Они пошли дальше, оставляя позади заколдованный ручей. Олег чувствовал себя абсолютно выжатым, но в то же время… немного гордым. Он смог. Он распознал ловушку, пусть и с подсказкой. Он учился. Медленно, тяжело, с огромными затратами сил – но учился. И Омуты Тихие, где он, возможно, сможет восполнять эту силу и лучше её контролировать, казались
Лес вокруг снова ожил. Словно перейдя невидимую границу владений морока, они вновь окунулись в привычный мир звуков и запахов. Запели птицы, зашелестел ветер в вершинах, запахло смолой и прогретой солнцем хвоей. Но Олег почти не замечал этого. Усталость навалилась на него свинцовым грузом. Ноги двигались почти автоматически, голова была пустой, и даже амулет на груди, казалось, потускнел и остыл. Он чувствовал себя не просто как севшая батарейка, а как батарейка, которую к тому же уронили, погнули и потом ещё разрядили в ноль.
«И это только начало пути», — безрадостно подумал он. — «Три дня до Омутов. Если каждая ловушка и каждый урок будут стоить мне столько сил, я туда просто не доползу. Может, зря я вообще в это ввязался? Сидел бы в своей бане, колол дрова, чинил бы телеги – тоже польза. Зачем мне эти искры и мороки?»
Но другая часть его, упрямая, та, что выбралась из серой рутины, пусть и таким шокирующим способом, тут же возразила: «Ага, сидел бы. И через месяц взвыл бы от тоски ещё хуже, чем в городе. Нет уж. Раз начал – надо идти. Хоть ползком».
Словно услышав его внутренний спор, Марфа остановилась. Они вышли на небольшую, залитую солнцем поляну. В центре рос могучий, раскидистый дуб, такой старый, что его кора напоминала глубоко изрезанную морщинами кожу великана. Под его кроной зеленела сочная трава, а у корней виднелись плоские камни, словно специально положенные для сидения. Место дышало покоем и силой — спокойной, древней, умиротворяющей.
— Здесь отдохнём, — сказала Марфа, стягивая с плеча свою суму. — Место доброе. Дуб этот многое помнит, силой делится охотно с теми, кто без злого умысла приходит. И солнце тут греет до самых костей. Садись, поешь. Силы надо восстановить.

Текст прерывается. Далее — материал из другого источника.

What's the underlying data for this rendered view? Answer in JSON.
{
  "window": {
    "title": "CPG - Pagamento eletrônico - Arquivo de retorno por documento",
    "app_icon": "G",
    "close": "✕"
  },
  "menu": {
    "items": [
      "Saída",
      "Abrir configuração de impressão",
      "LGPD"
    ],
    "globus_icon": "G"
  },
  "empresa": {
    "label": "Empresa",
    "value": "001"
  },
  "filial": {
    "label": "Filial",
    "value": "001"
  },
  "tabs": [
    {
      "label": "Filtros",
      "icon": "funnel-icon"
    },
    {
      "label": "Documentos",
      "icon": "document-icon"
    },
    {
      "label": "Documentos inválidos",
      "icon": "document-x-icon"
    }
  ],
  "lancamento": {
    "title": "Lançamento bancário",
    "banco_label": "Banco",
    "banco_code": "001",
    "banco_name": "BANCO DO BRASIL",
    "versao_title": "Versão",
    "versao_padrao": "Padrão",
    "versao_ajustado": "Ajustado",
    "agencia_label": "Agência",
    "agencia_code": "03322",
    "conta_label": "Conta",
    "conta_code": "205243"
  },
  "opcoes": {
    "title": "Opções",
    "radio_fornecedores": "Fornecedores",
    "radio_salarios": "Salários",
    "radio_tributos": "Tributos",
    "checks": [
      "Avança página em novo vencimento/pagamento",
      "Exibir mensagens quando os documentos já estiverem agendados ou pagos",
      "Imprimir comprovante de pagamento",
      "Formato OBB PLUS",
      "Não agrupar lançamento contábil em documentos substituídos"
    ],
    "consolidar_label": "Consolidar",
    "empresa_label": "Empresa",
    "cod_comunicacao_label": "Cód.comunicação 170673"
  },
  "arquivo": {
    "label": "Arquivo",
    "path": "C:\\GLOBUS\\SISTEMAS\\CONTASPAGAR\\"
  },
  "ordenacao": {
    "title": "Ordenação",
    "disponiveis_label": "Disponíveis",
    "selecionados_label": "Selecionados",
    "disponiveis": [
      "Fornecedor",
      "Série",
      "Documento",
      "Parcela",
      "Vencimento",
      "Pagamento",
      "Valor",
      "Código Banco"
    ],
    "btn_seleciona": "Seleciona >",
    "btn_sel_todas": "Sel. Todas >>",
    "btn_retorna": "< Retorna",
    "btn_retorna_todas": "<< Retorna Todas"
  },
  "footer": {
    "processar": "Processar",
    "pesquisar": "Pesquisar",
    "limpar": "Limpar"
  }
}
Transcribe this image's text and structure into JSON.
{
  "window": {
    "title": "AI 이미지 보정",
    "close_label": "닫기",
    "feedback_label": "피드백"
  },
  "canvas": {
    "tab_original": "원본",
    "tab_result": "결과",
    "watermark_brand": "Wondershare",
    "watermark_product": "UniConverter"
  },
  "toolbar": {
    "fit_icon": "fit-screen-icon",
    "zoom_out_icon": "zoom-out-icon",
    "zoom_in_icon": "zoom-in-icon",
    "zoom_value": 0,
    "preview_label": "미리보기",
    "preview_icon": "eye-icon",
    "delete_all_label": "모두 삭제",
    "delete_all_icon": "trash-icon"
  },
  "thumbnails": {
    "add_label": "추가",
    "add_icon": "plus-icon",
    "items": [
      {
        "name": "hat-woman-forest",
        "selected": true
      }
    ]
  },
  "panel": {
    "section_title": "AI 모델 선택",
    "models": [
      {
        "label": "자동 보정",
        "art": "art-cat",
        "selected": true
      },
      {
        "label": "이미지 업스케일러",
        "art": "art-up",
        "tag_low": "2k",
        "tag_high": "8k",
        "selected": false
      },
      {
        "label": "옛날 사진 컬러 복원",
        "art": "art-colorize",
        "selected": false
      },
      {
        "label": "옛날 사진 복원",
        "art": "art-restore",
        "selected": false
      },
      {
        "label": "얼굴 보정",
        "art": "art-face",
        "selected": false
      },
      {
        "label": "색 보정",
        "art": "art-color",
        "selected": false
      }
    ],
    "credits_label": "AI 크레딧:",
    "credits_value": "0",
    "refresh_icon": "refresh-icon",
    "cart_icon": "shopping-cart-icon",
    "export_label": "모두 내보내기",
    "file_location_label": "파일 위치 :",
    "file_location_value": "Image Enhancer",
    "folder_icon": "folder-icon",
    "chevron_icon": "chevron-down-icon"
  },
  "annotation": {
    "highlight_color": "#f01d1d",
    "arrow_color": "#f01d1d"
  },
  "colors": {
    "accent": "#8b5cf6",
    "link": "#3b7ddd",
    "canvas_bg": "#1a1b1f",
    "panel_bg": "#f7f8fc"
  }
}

Олег с облегчением опустился на один из тёплых камней, прислонившись спиной к шершавому стволу дуба. Даже просто сидеть здесь было приятно. Казалось, само место вливает в него толику спокойствия. Он достал из сумы хлеб и вяленое мясо. Еда была простой, но на свежем воздухе, после пережитого и на фоне жуткой усталости, она показалась ему невероятно вкусной. Он ел медленно, тщательно пережёвывая, чувствуя, как к нему понемногу возвращаются силы — пока только физические.

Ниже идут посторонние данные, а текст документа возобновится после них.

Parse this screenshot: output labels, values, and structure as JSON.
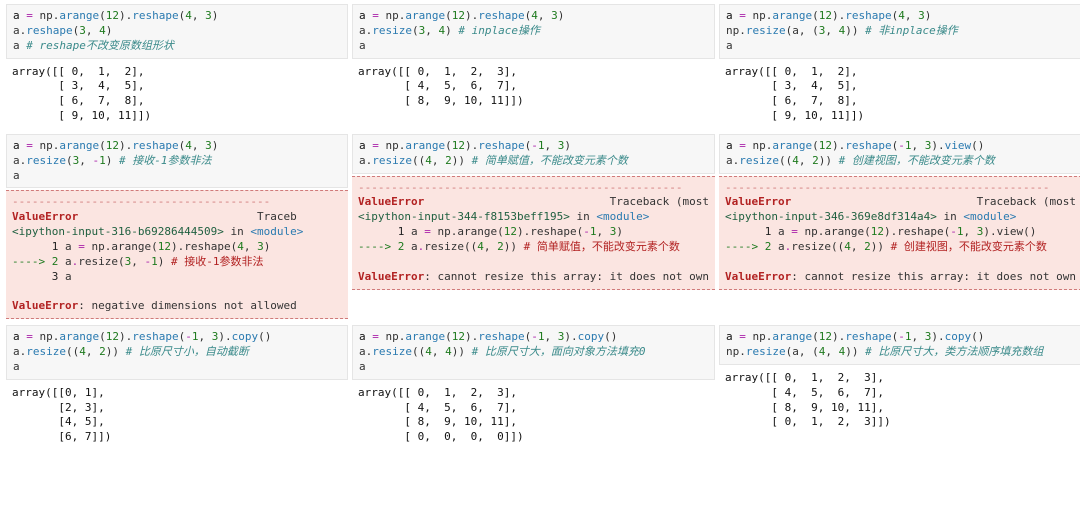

Марфа ела молча, небольшими кусочками, глядя куда-то в глубину леса своими немигающими глазами. Казалось, она не просто ест, а совершает некий ритуал, вбирая в себя не только пищу, но и силу этого места, солнечный свет, дыхание старого дуба.
— Дуб… он тоже живой, как та липа в деревне? — спросил Олег, немного придя в себя. Ему вспомнилось то медленное гудение, которое он почувствовал под ладонью вчера вечером.

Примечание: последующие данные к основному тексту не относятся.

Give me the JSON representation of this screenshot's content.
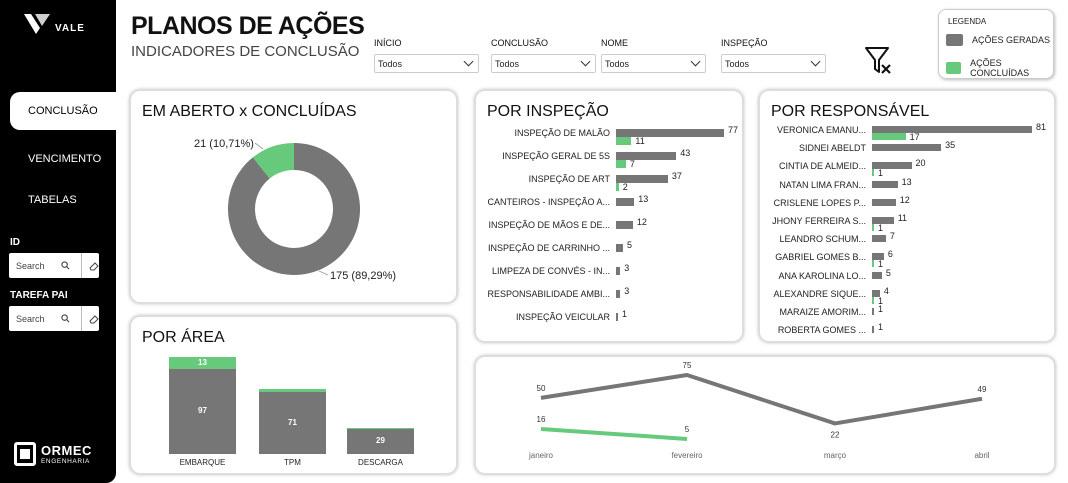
{
  "header": {
    "brand": "VALE",
    "title": "PLANOS DE AÇÕES",
    "subtitle": "INDICADORES DE CONCLUSÃO"
  },
  "colors": {
    "gerada": "#767676",
    "concluida": "#66c97c"
  },
  "nav": [
    {
      "label": "CONCLUSÃO",
      "active": true
    },
    {
      "label": "VENCIMENTO",
      "active": false
    },
    {
      "label": "TABELAS",
      "active": false
    }
  ],
  "filters": {
    "id": {
      "label": "ID",
      "placeholder": "Search"
    },
    "tarefa_pai": {
      "label": "TAREFA PAI",
      "placeholder": "Search"
    }
  },
  "slicers": [
    {
      "label": "INÍCIO",
      "value": "Todos"
    },
    {
      "label": "CONCLUSÃO",
      "value": "Todos"
    },
    {
      "label": "NOME",
      "value": "Todos"
    },
    {
      "label": "INSPEÇÃO",
      "value": "Todos"
    }
  ],
  "legend": {
    "title": "LEGENDA",
    "items": [
      "AÇÕES GERADAS",
      "AÇÕES CONCLUÍDAS"
    ]
  },
  "footer_logo": {
    "name": "ORMEC",
    "tagline": "ENGENHARIA"
  },
  "charts": {
    "donut_title": "EM ABERTO x CONCLUÍDAS",
    "inspecao_title": "POR INSPEÇÃO",
    "responsavel_title": "POR RESPONSÁVEL",
    "area_title": "POR ÁREA"
  },
  "chart_data": [
    {
      "type": "pie",
      "title": "EM ABERTO x CONCLUÍDAS",
      "slices": [
        {
          "value": 175,
          "label": "175 (89,29%)"
        },
        {
          "value": 21,
          "label": "21 (10,71%)"
        }
      ]
    },
    {
      "type": "bar",
      "title": "POR INSPEÇÃO",
      "categories": [
        "INSPEÇÃO DE MALÃO",
        "INSPEÇÃO GERAL DE 5S",
        "INSPEÇÃO DE ART",
        "CANTEIROS - INSPEÇÃO A...",
        "INSPEÇÃO DE MÃOS E DE...",
        "INSPEÇÃO DE CARRINHO ...",
        "LIMPEZA DE CONVÉS - IN...",
        "RESPONSABILIDADE AMBI...",
        "INSPEÇÃO VEICULAR"
      ],
      "series": [
        {
          "name": "AÇÕES GERADAS",
          "values": [
            77,
            43,
            37,
            13,
            12,
            5,
            3,
            3,
            1
          ]
        },
        {
          "name": "AÇÕES CONCLUÍDAS",
          "values": [
            11,
            7,
            2,
            0,
            0,
            0,
            0,
            0,
            0
          ]
        }
      ]
    },
    {
      "type": "bar",
      "title": "POR RESPONSÁVEL",
      "categories": [
        "VERONICA EMANU...",
        "SIDNEI ABELDT",
        "CINTIA DE ALMEID...",
        "NATAN LIMA FRAN...",
        "CRISLENE LOPES P...",
        "JHONY FERREIRA S...",
        "LEANDRO SCHUM...",
        "GABRIEL GOMES B...",
        "ANA KAROLINA LO...",
        "ALEXANDRE SIQUE...",
        "MARAIZE AMORIM...",
        "ROBERTA GOMES ..."
      ],
      "series": [
        {
          "name": "AÇÕES GERADAS",
          "values": [
            81,
            35,
            20,
            13,
            12,
            11,
            7,
            6,
            5,
            4,
            1,
            1
          ]
        },
        {
          "name": "AÇÕES CONCLUÍDAS",
          "values": [
            17,
            0,
            1,
            0,
            0,
            1,
            0,
            1,
            0,
            1,
            0,
            0
          ]
        }
      ]
    },
    {
      "type": "bar",
      "title": "POR ÁREA",
      "stacked": true,
      "categories": [
        "EMBARQUE",
        "TPM",
        "DESCARGA"
      ],
      "series": [
        {
          "name": "AÇÕES GERADAS",
          "values": [
            97,
            71,
            29
          ]
        },
        {
          "name": "AÇÕES CONCLUÍDAS",
          "values": [
            13,
            3,
            1
          ]
        }
      ]
    },
    {
      "type": "line",
      "categories": [
        "janeiro",
        "fevereiro",
        "março",
        "abril"
      ],
      "series": [
        {
          "name": "AÇÕES GERADAS",
          "values": [
            50,
            75,
            22,
            49
          ]
        },
        {
          "name": "AÇÕES CONCLUÍDAS",
          "values": [
            16,
            5,
            null,
            null
          ]
        }
      ]
    }
  ]
}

— Ещё живее, — кивнула Марфа, не поворачивая головы. — Он корни глубоко пустил, до самой воды подземной достаёт. И кроной небо обнимает. Он – мост между землёй и небом. Слушает и землю, и ветер. И помнит всё. Такие деревья – как капища природные. Рядом с ними и дышится легче, и сила возвращается быстрее, если умеешь принять.